REPUBLIKA.CO.ID, JAKARTA -- Menteri Koordinator Bidang Politik, Hukum, dan Keamanan, Mahfud MD, menyatakan lebih setuju masa jabatan presiden maksimal dua periode. Menurut dia, hal tersebut diatur oleh konstitusi untuk membatasi kekuasaan seseorang, baik dari segi lingkup maupun waktu.
"Secara pribadi saya lebih setuju seperti sekarang, maksimal dua periode saja," ujar Mahfud lewat akun Twitter pribadinya, @mohmahfudmd, dikutip Senin (21/6).
Mahfud menerangkan, maksud dari hal tersebut diatur oleh konstitusi negara ini. Menurut mantan ketua Mahkamah Konstitusi itu, masa jabatan presiden diatur maksimal hanya dua periode karena untuk membatasi kekuasaan, baik dari sisi lingkup maupun waktunya.
"Adanya konstitusi itu, antara lain, untuk membatasi kekuasaan, baik lingkup maupun waktunya," kata dia.
Hal tersebut Mahfud sampaikan saat menanggapi cicitan terkait dukungan masa jabatan Presiden Joko Widodo menjadi tiga periode yang menyebut namanya. Mahfud merasa, namanya disebut dalam cicitan tersebut kurang tepat.
Sebab, dia bukan anggota partai politik (parpol) ataupun MPR. "Kurang tepat di-mention kepada saya. Sebab, saya bukan anggota parpol atau MPR. Dua atau tiga periode arenanya ada di parpol dan MPR," ujar Mahfud.
Beberapa waktu lalu, Presiden Joko Widodo (Jokowi) menegaskan dirinya tidak berniat menjadi presiden tiga periode. Hal sama pernah diungkapkannya setahun lalu. Hingga kini pemikiran itu menurutnya belum berubah.
"Saya tegaskan saya tidak ada niat, tidak ada juga berminat menjadi presiden tiga periode," kata Jokowi dalam pernyataan persnya, Senin (15/3).
Isu penambahan masa jabatan presiden menjadi tiga periode ini sebelumnya juga pernah muncul akhir 2019 lalu. Saat itu, Jokowi menyebut wacana itu dimunculkan karena ada pihak yang ingin menjerumuskannya hingga mencari muka kepadanya.
Jokowi mengatakan, amendemen hanya diperlukan untuk urusan haluan negara. "Kalau ada yang usulkan itu, ada tiga menurut saya. Satu, ingin menampar muka saya, ingin cari muka, menjerumuskan. Itu saja," kata Jokowi saat itu.

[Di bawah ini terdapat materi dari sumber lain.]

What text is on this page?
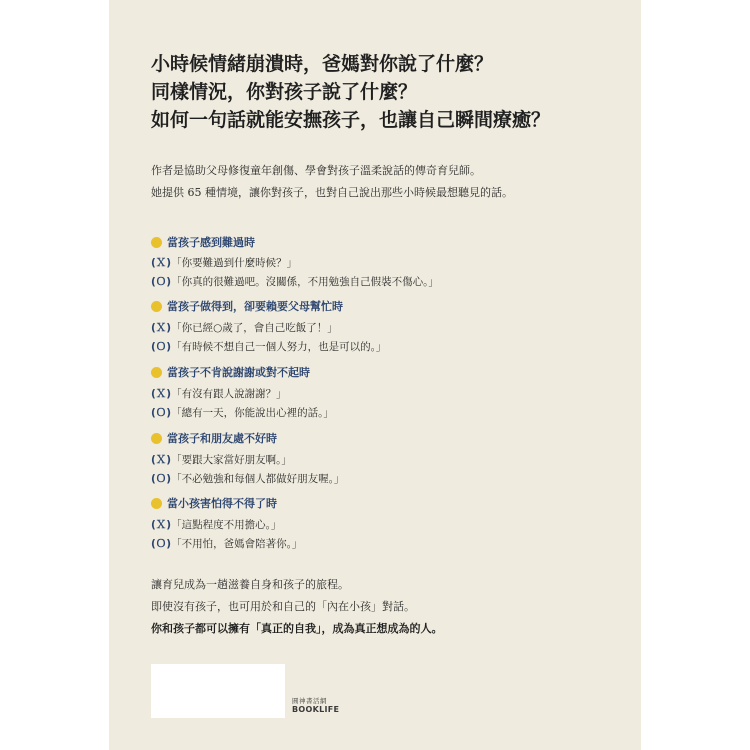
小時候情緒崩潰時，爸媽對你說了什麼？
同樣情況，你對孩子說了什麼？
如何一句話就能安撫孩子，也讓自己瞬間療癒？
作者是協助父母修復童年創傷、學會對孩子溫柔說話的傳奇育兒師。
她提供 65 種情境，讓你對孩子，也對自己說出那些小時候最想聽見的話。
當孩子感到難過時
(Ｘ) 「你要難過到什麼時候？」
(Ｏ) 「你真的很難過吧。沒關係，不用勉強自己假裝不傷心。」
當孩子做得到，卻要賴要父母幫忙時
(Ｘ) 「你已經○歲了，會自己吃飯了！」
(Ｏ) 「有時候不想自己一個人努力，也是可以的。」
當孩子不肯說謝謝或對不起時
(Ｘ) 「有沒有跟人說謝謝？」
(Ｏ) 「總有一天，你能說出心裡的話。」
當孩子和朋友處不好時
(Ｘ) 「要跟大家當好朋友啊。」
(Ｏ) 「不必勉強和每個人都做好朋友喔。」
當小孩害怕得不得了時
(Ｘ) 「這點程度不用擔心。」
(Ｏ) 「不用怕，爸媽會陪著你。」
讓育兒成為一趟滋養自身和孩子的旅程。
即使沒有孩子，也可用於和自己的「內在小孩」對話。
你和孩子都可以擁有「真正的自我」，成為真正想成為的人。
圓神書活網
BOOKLIFE
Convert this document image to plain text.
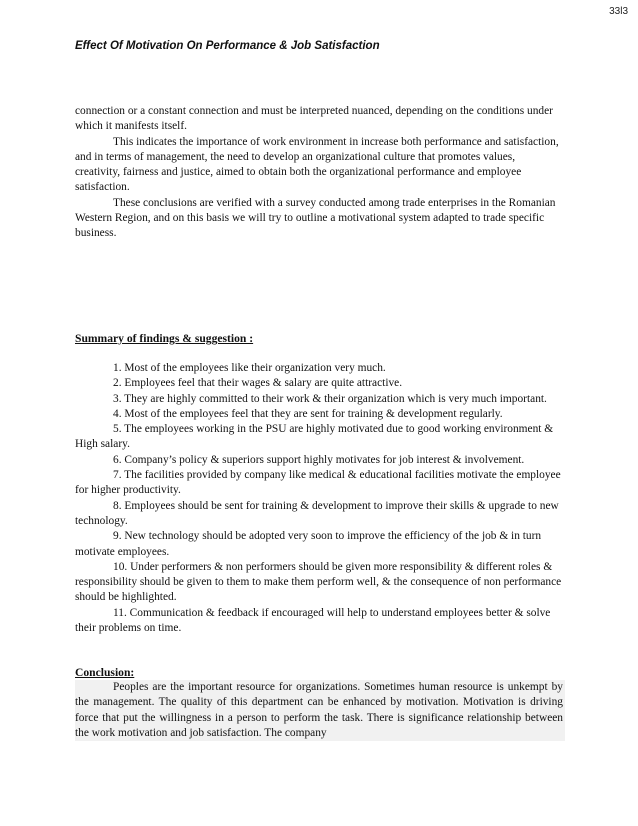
33l3
Effect Of Motivation On Performance & Job Satisfaction

connection or a constant connection and must be interpreted nuanced, depending on the conditions under which it manifests itself.

This indicates the importance of work environment in increase both performance and satisfaction, and in terms of management, the need to develop an organizational culture that promotes values, creativity, fairness and justice, aimed to obtain both the organizational performance and employee satisfaction.

These conclusions are verified with a survey conducted among trade enterprises in the Romanian Western Region, and on this basis we will try to outline a motivational system adapted to trade specific business.

Summary of findings & suggestion :

1. Most of the employees like their organization very much.

2. Employees feel that their wages & salary are quite attractive.

3. They are highly committed to their work & their organization which is very much important.

4. Most of the employees feel that they are sent for training & development regularly.

5. The employees working in the PSU are highly motivated due to good working environment & High salary.

6. Company’s policy & superiors support highly motivates for job interest & involvement.

7. The facilities provided by company like medical & educational facilities motivate the employee for higher productivity.

8. Employees should be sent for training & development to improve their skills & upgrade to new technology.

9. New technology should be adopted very soon to improve the efficiency of the job & in turn motivate employees.

10. Under performers & non performers should be given more responsibility & different roles & responsibility should be given to them to make them perform well, & the consequence of non performance should be highlighted.

11. Communication & feedback if encouraged will help to understand employees better & solve their problems on time.

Conclusion:

Peoples are the important resource for organizations. Sometimes human resource is unkempt by the management. The quality of this department can be enhanced by motivation. Motivation is driving force that put the willingness in a person to perform the task. There is significance relationship between the work motivation and job satisfaction. The company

Direktur Eksekutif Indo Barometer, M Qodari, menilai saat ini Jokowi hanya bicara normatif tidak ingin memimpin tiga periode. Sebab, hal itu masih terbentur dengan amendemen Undang-Undang Dasar (UUD) 1945.
"Ya, beliau bicara normatif saja karena amendemen UUD 1945 kan hanya menyatakan dua periode. Kalau nanti bisa diubah tiga periode, saya kira Pak Jokowi tidak bisa menolak, apalagi kalau partai politik, seperti PDIP, yang meminta beliau maju. Pada 2024 ini, lebih aman dan pasti Jokowi yang maju daripada kombinasi yang lain," katanya saat dihubungi Republika.co.id, Sabtu (19/6).
Kemudian, ia melanjutkan terdapat alasan mengapa mengusung Jokowi-Prabowo maju dalam Pilpres 2024. Salah satunya, agar tidak terjadi polarisasi di masyarakat, seperti Pemilihan Presiden 2019, dan ia menganalisis kalau mereka (Jokowi-Prabowo) mendapatkan banyak dukungan dari masyarakat.
"Ya, fokus saat ini berkomunikasi kepada masyarakat Indonesia terkait hal ini. Kalau gagasan ini diketahui masyarakat, kecenderungan mendukungnya akan sangat besar," ujarnya.